When de sun go down, de tide go out

When de peepuh beat dey feet on de Mississippi Mud

(Fortunately, I never experienced a blackface performance of it. As a kid, I did see blackface numbers in vaudeville shows, just not this particular song. I do recall stage performances of “Dem Bones”, vividly.)

And now for something just slightly different. Up to this point, it’s been about mud, which led mostly to shit and to chocolate. Hence the title “Mud, shit, and chocolate” — which intentionally mimics tripartite formulas like “Blood, sweat and tears” (Winston Churchill) and “Truth, justice and the American Way” (from the Adventures of Superman radio show of the 1940s).

Now from mud to muddy, which will take us back to Vietnam in wartime (recall the Mark Liberman reminiscences about mud sandwich above) and then put us back in deep shit (without any chocolate).

Mud(dy) anthems. For mud, it was “Mississippi Mud”; for muddy, it’s “Waist Deep in the Big Muddy”. From Wikipedia:


(#8) You can watch a Pete Seeger performance of the song here

“Waist Deep in the Big Muddy” is a song written by Pete Seeger in 1967 and made famous because of its censorship from The Smothers Brothers Comedy Hour.

The song tells the story of a platoon wading in a river in Louisiana on a practice patrol in 1942. Imperiously ignoring his sergeant’s concerns, the captain orders the platoon to continue with himself in the lead until they are finally up to their necks.
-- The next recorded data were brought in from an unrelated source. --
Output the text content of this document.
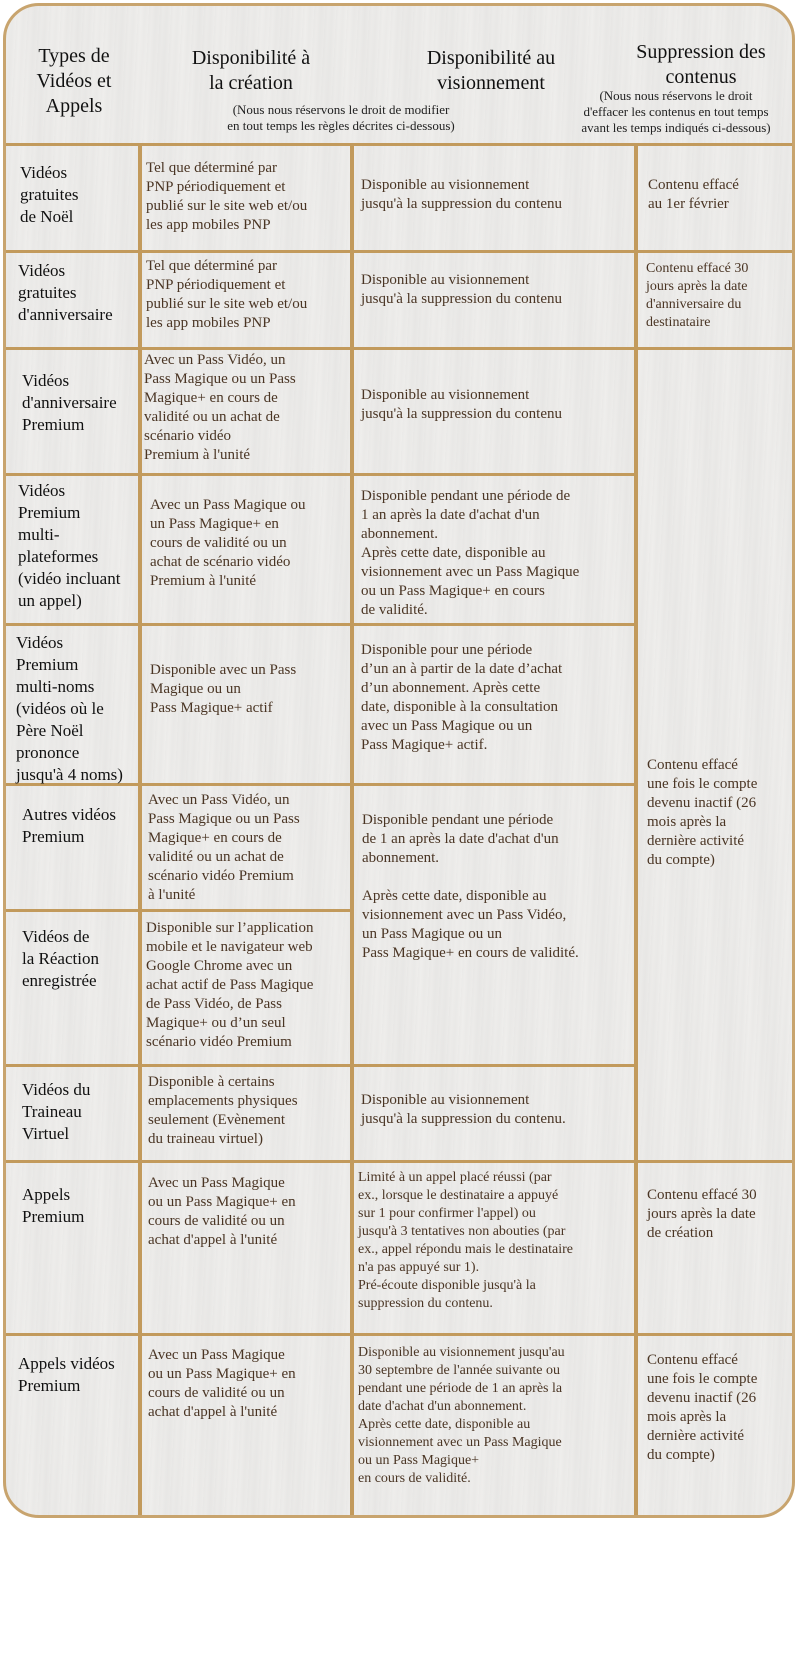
Types de
Vidéos et
Appels
Disponibilité à
la création
(Nous nous réservons le droit de modifier
en tout temps les règles décrites ci-dessous)
Disponibilité au
visionnement
Suppression des
contenus
(Nous nous réservons le droit
d'effacer les contenus en tout temps
avant les temps indiqués ci-dessous)
Vidéos
gratuites
de Noël
Tel que déterminé par
PNP périodiquement et
publié sur le site web et/ou
les app mobiles PNP
Disponible au visionnement
jusqu'à la suppression du contenu
Contenu effacé
au 1er février
Vidéos
gratuites
d'anniversaire
Tel que déterminé par
PNP périodiquement et
publié sur le site web et/ou
les app mobiles PNP
Disponible au visionnement
jusqu'à la suppression du contenu
Contenu effacé 30
jours après la date
d'anniversaire du
destinataire
Vidéos
d'anniversaire
Premium
Avec un Pass Vidéo, un
Pass Magique ou un Pass
Magique+ en cours de
validité ou un achat de
scénario vidéo
Premium à l'unité
Disponible au visionnement
jusqu'à la suppression du contenu
Vidéos
Premium
multi-
plateformes
(vidéo incluant
un appel)
Avec un Pass Magique ou
un Pass Magique+ en
cours de validité ou un
achat de scénario vidéo
Premium à l'unité
Disponible pendant une période de
1 an après la date d'achat d'un
abonnement.
Après cette date, disponible au
visionnement avec un Pass Magique
ou un Pass Magique+ en cours
de validité.
Vidéos
Premium
multi-noms
(vidéos où le
Père Noël
prononce
jusqu'à 4 noms)
Disponible avec un Pass
Magique ou un
Pass Magique+ actif
Disponible pour une période
d’un an à partir de la date d’achat
d’un abonnement. Après cette
date, disponible à la consultation
avec un Pass Magique ou un
Pass Magique+ actif.
Autres vidéos
Premium
Avec un Pass Vidéo, un
Pass Magique ou un Pass
Magique+ en cours de
validité ou un achat de
scénario vidéo Premium
à l'unité
Vidéos de
la Réaction
enregistrée
Disponible sur l’application
mobile et le navigateur web
Google Chrome avec un
achat actif de Pass Magique
de Pass Vidéo, de Pass
Magique+ ou d’un seul
scénario vidéo Premium
Disponible pendant une période
de 1 an après la date d'achat d'un
abonnement.

Après cette date, disponible au
visionnement avec un Pass Vidéo,
un Pass Magique ou un
Pass Magique+ en cours de validité.
Vidéos du
Traineau
Virtuel
Disponible à certains
emplacements physiques
seulement (Evènement
du traineau virtuel)
Disponible au visionnement
jusqu'à la suppression du contenu.
Contenu effacé
une fois le compte
devenu inactif (26
mois après la
dernière activité
du compte)
Appels
Premium
Avec un Pass Magique
ou un Pass Magique+ en
cours de validité ou un
achat d'appel à l'unité
Limité à un appel placé réussi (par
ex., lorsque le destinataire a appuyé
sur 1 pour confirmer l'appel) ou
jusqu'à 3 tentatives non abouties (par
ex., appel répondu mais le destinataire
n'a pas appuyé sur 1).
Pré-écoute disponible jusqu'à la
suppression du contenu.
Contenu effacé 30
jours après la date
de création
Appels vidéos
Premium
Avec un Pass Magique
ou un Pass Magique+ en
cours de validité ou un
achat d'appel à l'unité
Disponible au visionnement jusqu'au
30 septembre de l'année suivante ou
pendant une période de 1 an après la
date d'achat d'un abonnement.
Après cette date, disponible au
visionnement avec un Pass Magique
ou un Pass Magique+
en cours de validité.
Contenu effacé
une fois le compte
devenu inactif (26
mois après la
dernière activité
du compte)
Suddenly, the captain drowns and the sergeant instantly orders the unit to turn back to the original shore.

… The song was considered symbolic of the Vietnam War and President Lyndon Johnson’s policy of escalation, then widely seen as pushing the United States deeper into the increasingly unpopular war.

Soldiers have waded in wartime through muddy rivers, lakes, marshes, swamps, rice paddies, and jungle streams through the ages. All the damn time in Vietnam:


(#9) “Soldiers Carry a Wounded Comrade Through a Swamp” (1969), photo from DOCSTeach (“the online tool for teaching with documents, from the National Archives”)
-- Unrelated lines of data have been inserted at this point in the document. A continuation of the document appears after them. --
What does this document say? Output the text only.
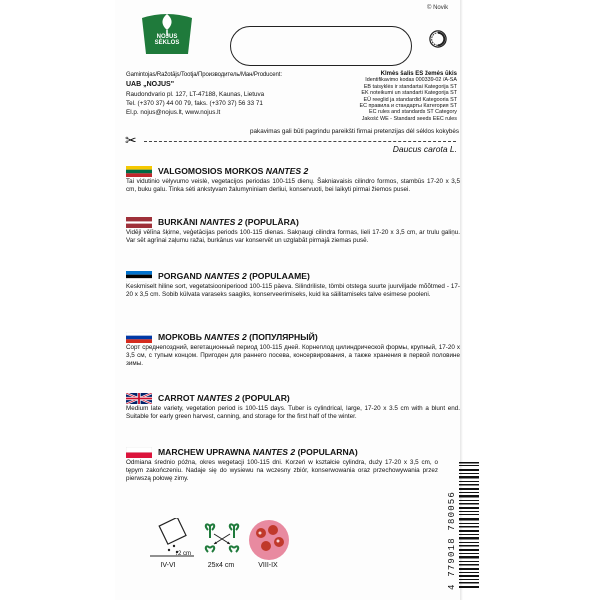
© Novik
NOJUS
SĖKLOS
Gamintojas/Ražotājs/Tootja/Производитель/Maн/Producent:
UAB „NOJUS"
Raudondvario pl. 127, LT-47188, Kaunas, Lietuva
Tel. (+370 37) 44 00 79, faks. (+370 37) 56 33 71
El.p. nojus@nojus.lt, www.nojus.lt
Klmės šalis ES žemės ūkis
Identifikavimo kodas 000339-02 /A-SA
EB taisyklės ir standartai Kategorija ST
EK noteikumi un standarti Kategorija ST
EÜ reeglid ja standardid Kategooria ST
ЕС правила и стандарты Категория ST
EC rules and standards ST Category
Jakość WE - Standard seeds EEC rules
pakavimas gali būti pagrindu pareikšti firmai pretenzijas dėl sėklos kokybės
✂
Daucus carota L.
VALGOMOSIOS MORKOS NANTES 2
Tai vidutinio vėlyvumo veislė, vegetacijos periodas 100-115 dienų. Šakniavaisis cilindro formos, stambūs 17-20 x 3,5 cm, buku galu. Tinka sėti ankstyvam žalumyniniam derliui, konservuoti, bei laikyti pirmai žiemos pusei.
BURKĀNI NANTES 2 (POPULĀRA)
Vidēji vēlīna šķirne, veģetācijas periods 100-115 dienas. Sakņaugi cilindra formas, lieli 17-20 x 3,5 cm, ar trulu galiņu. Var sēt agrīnai zaļumu ražai, burkānus var konservēt un uzglabāt pirmajā ziemas pusē.
PORGAND NANTES 2 (POPULAAME)
Keskmiselt hiline sort, vegetatsiooniperiood 100-115 päeva. Silindriliste, tömbi otstega suurte juurviljade mõõtmed - 17-20 x 3,5 cm. Sobib külvata varaseks saagiks, konserveerimiseks, kuid ka säilitamiseks talve esimese pooleni.
МОРКОВЬ NANTES 2 (ПОПУЛЯРНЫЙ)
Сорт среднепоздний, вегетационный период 100-115 дней. Корнеплод цилиндрической формы, крупный, 17-20 x 3,5 см, с тупым концом. Пригоден для раннего посева, консервирования, а также хранения в первой половине зимы.
CARROT NANTES 2 (POPULAR)
Medium late variety, vegetation period is 100-115 days. Tuber is cylindrical, large, 17-20 x 3.5 cm with a blunt end. Suitable for early green harvest, canning, and storage for the first half of the winter.
MARCHEW UPRAWNA NANTES 2 (POPULARNA)
Odmiana średnio późna, okres wegetacji 100-115 dni. Korzeń w kształcie cylindra, duży 17-20 x 3,5 cm, o tępym zakończeniu. Nadaje się do wysiewu na wczesny zbiór, konserwowania oraz przechowywania przez pierwszą połowę zimy.
↕2 cm
IV-VI	25x4 cm	VIII-IX	4 779018 780056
Waist deep in the Big Muddy was intended to convey a literal image, like the one  above, but also to be understood metaphorically, conveying the image of people enmired in unpleasant circumstances beyond their control. People in deep shit.

Another slang idiom from the Vietnam era. From GDoS:

deep shit (n.) (also deep ca-ca) a serious situation, a difficult problem; usu. as in deep shit. [1st cite] 1966 H.S. Thompson Hell’s Angels (1967) 27: We figured we were in deep shit until they told us bail was only eleven hundred dollars.

I started with derision over a public figure using a euphemism, mud sandwich, to avoid the obscenity of shit sandwich, and I’m going out with derision over a public figure using a euphemism, deep doo-doo, to avoid the obscenity of deep shit. That would be George H.W. Bush. From the NBC Today show on 11/3/88, Bryant Gumbel interviewing sharp-tongued Texas columnist Molly Ivins:

IVINS: Well, what hope is there for this year’s contenders [in the race for U.S. President]? Let’s take Bush first. We know him well enough to recognize his style. It’s classic American preppy, in the aging division. But there is a funny hitch to his get along: the twit factor. The goofy quality. Newsweek once observed, ‘at least once a day, George Bush achieves a moment of transcendent dorkiness.’ This usually happens when he’s trying too hard to be a regular fellow. Bush claims to be a Texan, because he rents a hotel room in Houston. But there are a few minimal requirements for Texan-hood. Real Texans do not use the word ‘summer’ as a verb. Real Texans never wear those blue slacks with the little green whales all over them. And real Texans never describe trouble as “deep doo-doo.”

And from political columnist Matt Wuerker (who now has a Page of his own on this blog):


(#10) Wuerker’s 1992 book

(Bush pére was 41, Clinton 42, Bush fils 43, Obama 44.)

One Response to “Mud, shit, and chocolate”

  1. Robert Coren Says:

    Decade ago, characters on “St. Elsewhere” said things like “Stop your whizzing and moaning” and “I don’t give a rat’s can”, both of which struck me as extremely silly; people who chose to not say “piss” or “ass” would have chosen different idioms. (Nowadays, you can get away with both of those, even on network TV, provided it’s late enough in the evening.)